Now, computer scientist Hava Siegelmann of the University of Massachusetts Amherst, an expert in neural networks, has taken Turing’s work to its next logical step.
She is translating her 1993 discovery of what she has dubbed "Super-Turing" computation into an adaptable computational system that learns and evolves, using input from the environment in a way much more like our brains do than classic Turing-type computers. She and her post-doctoral research colleague Jeremie Cabessa report on the advance in the current issue of Neural Computation.
"This model is inspired by the brain," she says.
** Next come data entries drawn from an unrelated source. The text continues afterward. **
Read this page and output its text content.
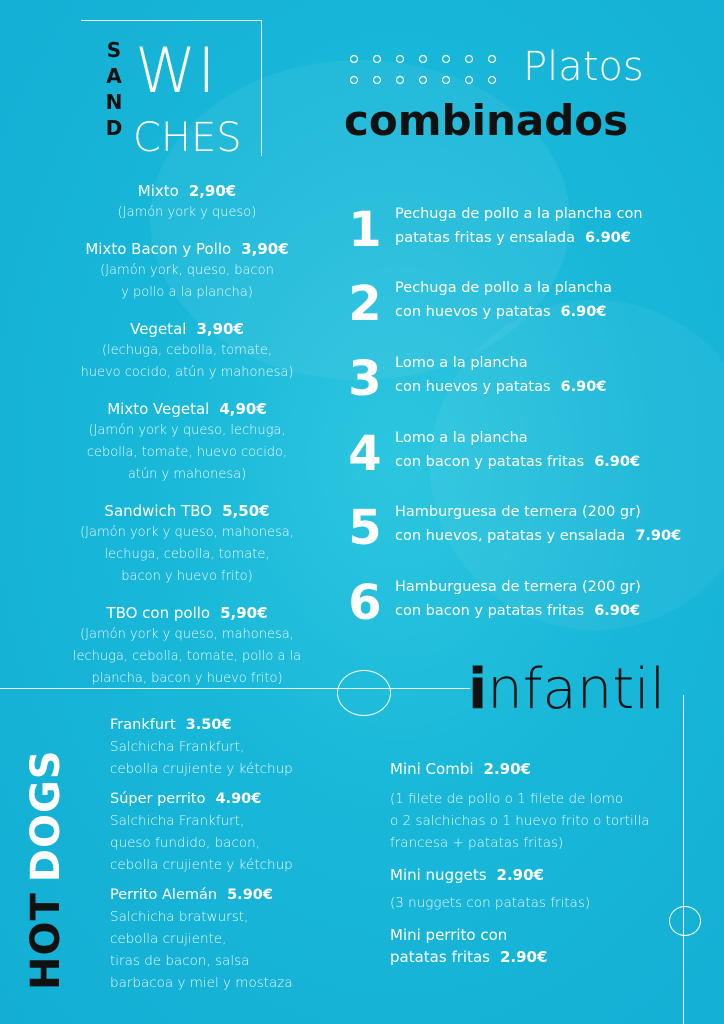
S
A
N
D
WI
CHES
Platos
combinados
Mixto 2,90€
(Jamón york y queso)
Mixto Bacon y Pollo 3,90€
(Jamón york, queso, bacon
y pollo a la plancha)
Vegetal 3,90€
(lechuga, cebolla, tomate,
huevo cocido, atún y mahonesa)
Mixto Vegetal 4,90€
(Jamón york y queso, lechuga,
cebolla, tomate, huevo cocido,
atún y mahonesa)
Sandwich TBO 5,50€
(Jamón york y queso, mahonesa,
lechuga, cebolla, tomate,
bacon y huevo frito)
TBO con pollo 5,90€
(Jamón york y queso, mahonesa,
lechuga, cebolla, tomate, pollo a la
plancha, bacon y huevo frito)
1 Pechuga de pollo a la plancha con
patatas fritas y ensalada 6.90€
2 Pechuga de pollo a la plancha
con huevos y patatas 6.90€
3 Lomo a la plancha
con huevos y patatas 6.90€
4 Lomo a la plancha
con bacon y patatas fritas 6.90€
5 Hamburguesa de ternera (200 gr)
con huevos, patatas y ensalada 7.90€
6 Hamburguesa de ternera (200 gr)
con bacon y patatas fritas 6.90€
infantil
HOTDOGS
Frankfurt 3.50€
Salchicha Frankfurt,
cebolla crujiente y kétchup
Súper perrito 4.90€
Salchicha Frankfurt,
queso fundido, bacon,
cebolla crujiente y kétchup
Perrito Alemán 5.90€
Salchicha bratwurst,
cebolla crujiente,
tiras de bacon, salsa
barbacoa y miel y mostaza
Mini Combi 2.90€
(1 filete de pollo o 1 filete de lomo
o 2 salchichas o 1 huevo frito o tortilla
francesa + patatas fritas)
Mini nuggets 2.90€
(3 nuggets con patatas fritas)
Mini perrito con
patatas fritas 2.90€
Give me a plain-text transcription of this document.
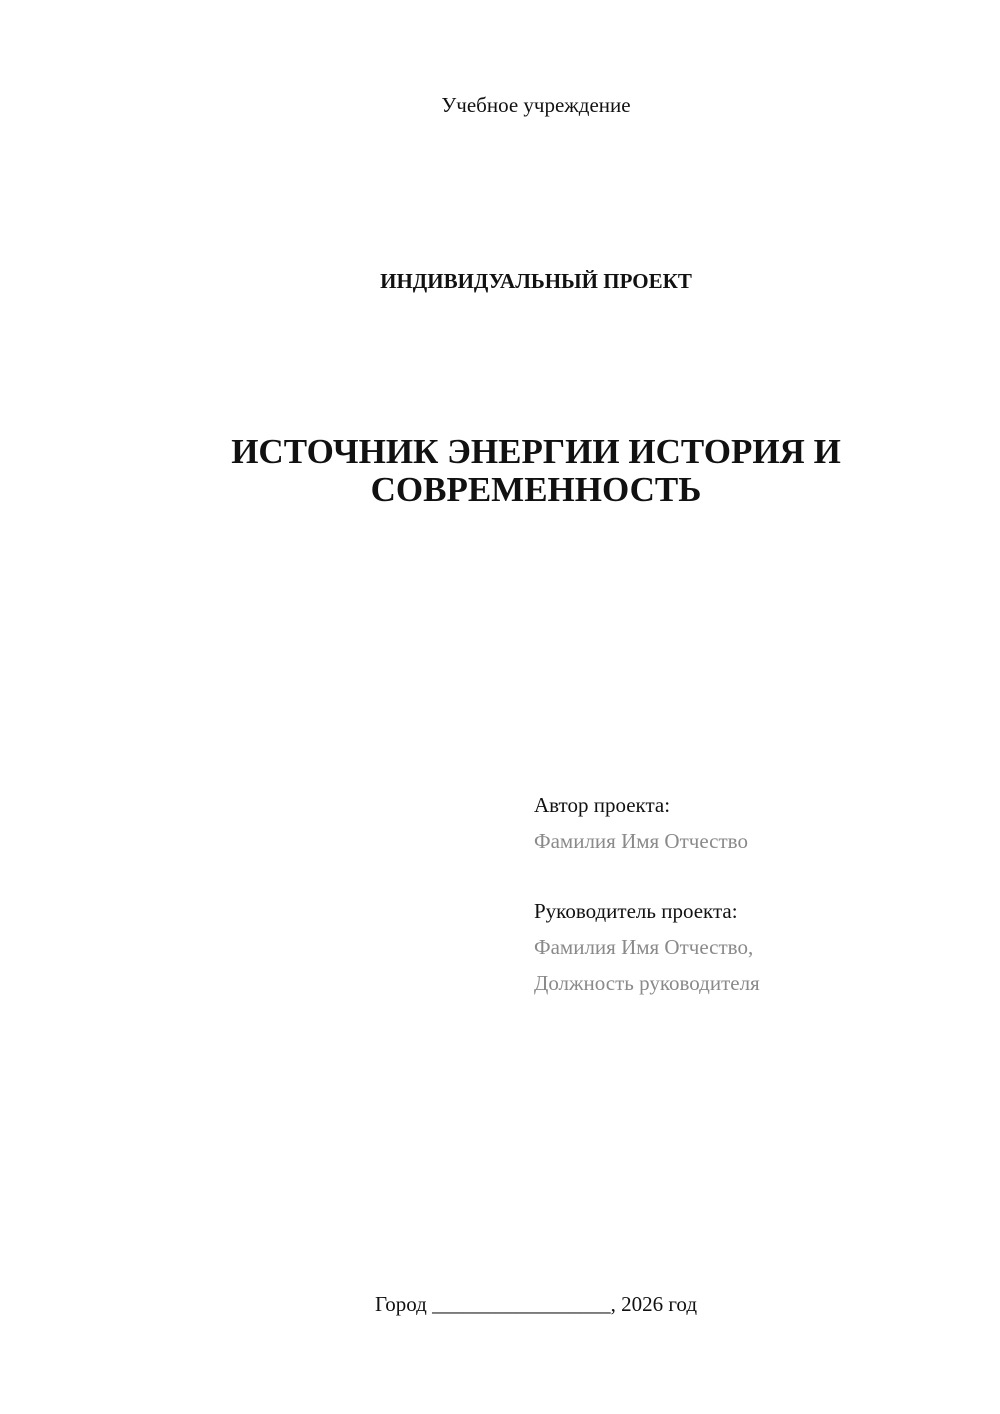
Учебное учреждение
ИНДИВИДУАЛЬНЫЙ ПРОЕКТ
ИСТОЧНИК ЭНЕРГИИ ИСТОРИЯ И
СОВРЕМЕННОСТЬ
Автор проекта:
Фамилия Имя Отчество
Руководитель проекта:
Фамилия Имя Отчество,
Должность руководителя
Город _________________, 2026 год
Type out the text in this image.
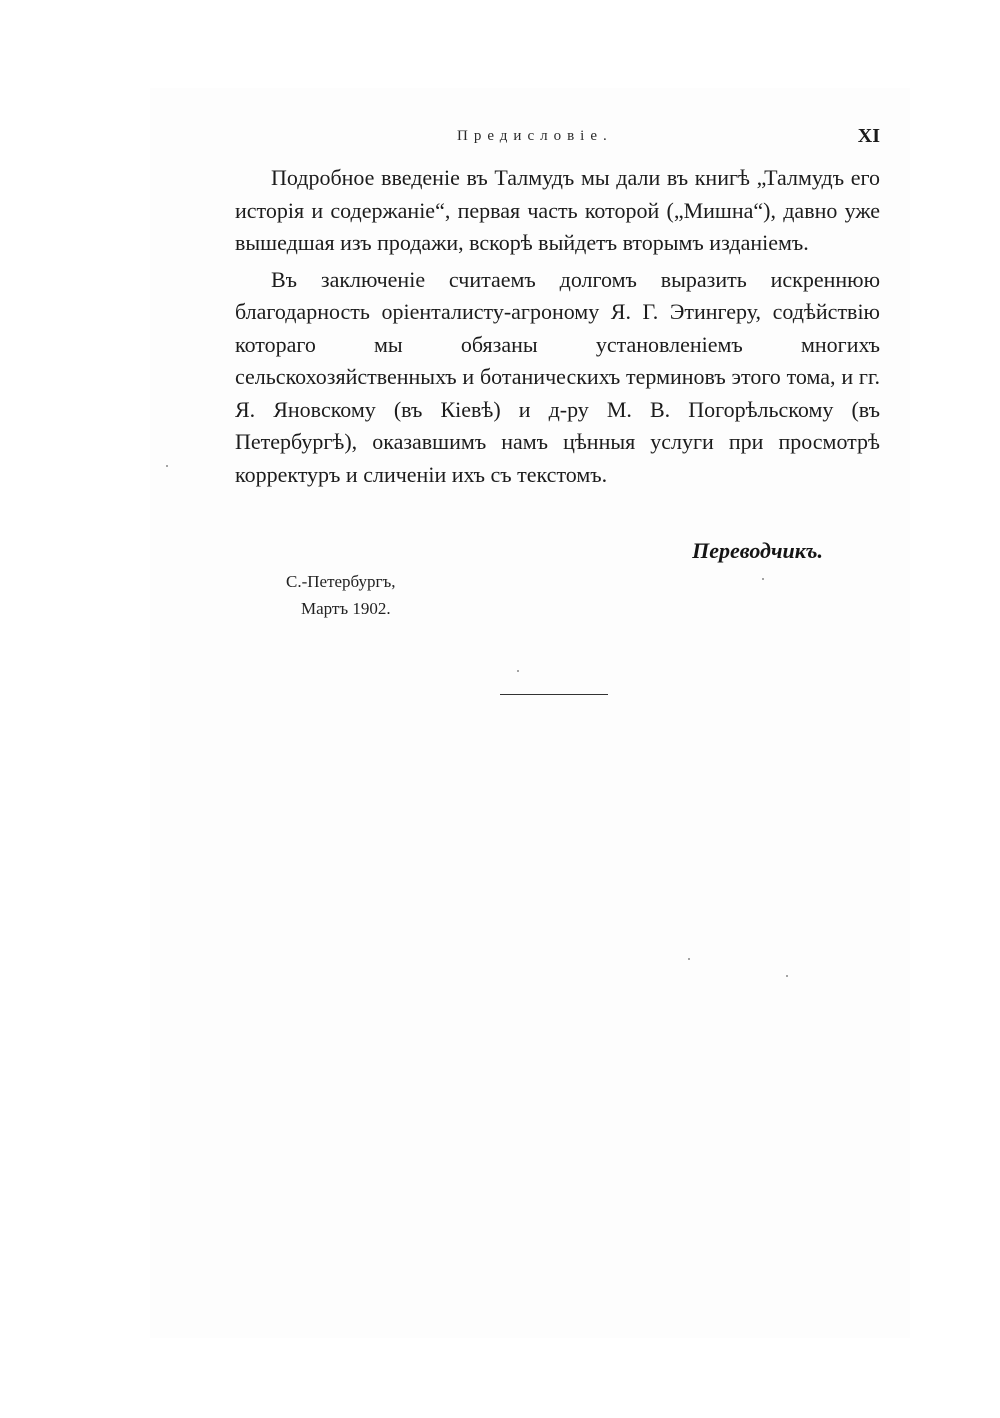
Предисловіе.	XI

Подробное введеніе въ Талмудъ мы дали въ книгѣ „Талмудъ его исторія и содержаніе“, первая часть которой („Мишна“), давно уже вышедшая изъ продажи, вскорѣ выйдетъ вторымъ изданіемъ.

Въ заключеніе считаемъ долгомъ выразить искреннюю благодарность оріенталисту-агроному Я. Г. Этингеру, содѣйствію котораго мы обязаны установленіемъ многихъ сельскохозяйственныхъ и ботаническихъ терминовъ этого тома, и гг. Я. Яновскому (въ Кіевѣ) и д-ру М. В. Погорѣльскому (въ Петербургѣ), оказавшимъ намъ цѣнныя услуги при просмотрѣ корректуръ и сличеніи ихъ съ текстомъ.

Переводчикъ.
С.-Петербургъ,
Мартъ 1902.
"It is a mathematical formulation of the brain’s neural networks with their adaptive abilities." The authors show that when the model is installed in an environment offering constant sensory stimuli like the real world, and when all stimulus-response pairs are considered over the machine’s lifetime, the Super Turing model yields an exponentially greater repertoire of behaviors than the classical computer or Turing model. They demonstrate that the Super-Turing model is superior for human-like tasks and learning.
"Each time a Super-Turing machine gets input it literally becomes a different machine," Siegelmann says.
"You don’t want this for your PC. They are fine and fast calculators and we need them to do that.
But if you want a robot to accompany a blind person to the grocery store, you’d like one that can navigate in a dynamic environment.
If you want a machine to interact successfully with a human partner, you’d like one that can adapt to idiosyncratic speech, recognize facial patterns and allow interactions between partners to evolve just like we do. That’s what this model can offer."